Lyft reported on May 9 that its first-quarter revenue increased by 14 percent to $1.65 billion, driven by new partnerships with United Airlines, Chase, and DoorDash. Despite this growth and a record share of rides from these collaborations, the company’s shares fell nearly three percent in after-hours trading and are down 27 percent for the year.
The rise in Lyft’s revenue highlights ongoing competition in the rideshare industry as companies seek to boost ridership through strategic alliances. However, winter storms in the Northeast reduced ride growth by more than three million trips during the quarter, contributing to a shortfall compared to Wall Street forecasts.
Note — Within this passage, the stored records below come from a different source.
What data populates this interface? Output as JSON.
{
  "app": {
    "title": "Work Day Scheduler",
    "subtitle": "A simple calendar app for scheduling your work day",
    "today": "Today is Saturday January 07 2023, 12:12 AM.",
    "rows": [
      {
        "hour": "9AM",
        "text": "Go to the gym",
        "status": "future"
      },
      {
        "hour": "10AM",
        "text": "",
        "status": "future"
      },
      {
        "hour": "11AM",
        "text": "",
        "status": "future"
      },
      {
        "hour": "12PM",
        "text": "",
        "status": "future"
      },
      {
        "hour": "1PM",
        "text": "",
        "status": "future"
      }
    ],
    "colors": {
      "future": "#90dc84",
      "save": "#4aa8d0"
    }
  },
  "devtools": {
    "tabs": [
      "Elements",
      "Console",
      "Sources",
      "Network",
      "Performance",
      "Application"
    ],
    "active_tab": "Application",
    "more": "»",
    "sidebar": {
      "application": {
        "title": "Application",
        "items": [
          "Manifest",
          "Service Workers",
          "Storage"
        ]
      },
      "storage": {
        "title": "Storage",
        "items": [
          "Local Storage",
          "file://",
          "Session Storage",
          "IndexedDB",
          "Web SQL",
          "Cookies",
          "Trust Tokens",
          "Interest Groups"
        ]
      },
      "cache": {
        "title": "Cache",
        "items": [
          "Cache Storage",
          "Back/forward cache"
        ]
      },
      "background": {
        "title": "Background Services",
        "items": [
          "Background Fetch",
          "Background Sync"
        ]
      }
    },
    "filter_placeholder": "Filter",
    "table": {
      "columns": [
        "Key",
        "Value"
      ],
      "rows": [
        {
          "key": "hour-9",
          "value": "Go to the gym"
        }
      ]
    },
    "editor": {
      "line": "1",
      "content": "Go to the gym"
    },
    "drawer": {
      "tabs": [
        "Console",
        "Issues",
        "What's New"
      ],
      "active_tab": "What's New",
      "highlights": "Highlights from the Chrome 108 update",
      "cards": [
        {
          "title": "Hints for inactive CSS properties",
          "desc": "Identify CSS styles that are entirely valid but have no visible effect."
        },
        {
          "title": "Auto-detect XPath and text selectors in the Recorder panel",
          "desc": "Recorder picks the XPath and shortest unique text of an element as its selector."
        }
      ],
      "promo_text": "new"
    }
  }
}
Active riders on Lyft rose by 17 percent to reach 28.3 million, while gross bookings climbed by 19 percent to $4.95 billion—both exceeding analyst expectations. The company projects second-quarter gross bookings between $5.3 billion and $5.43 billion, aligning with analyst estimates of $5.32 billion. Lyft also said its driver fuel-relief program launched in March will have an immaterial effect on second-quarter results.
Other major gig economy firms also reported quarterly updates: DoorDash expects to spend over $50 million this quarter for gas-price relief for U.S. and Canadian drivers after national average gas prices rose sharply; Uber CEO Dara Khosrowshahi said autonomous AI agents now produce about ten percent of Uber’s code changes as the company slows hiring and increases investment in artificial intelligence.
A recent op-ed published in a local newspaper argued that fares paid for driverless rideshare services do not circulate within local economies like those earned by human drivers do—a point fueling debate about automation’s impact on communities and small businesses reliant on driver income.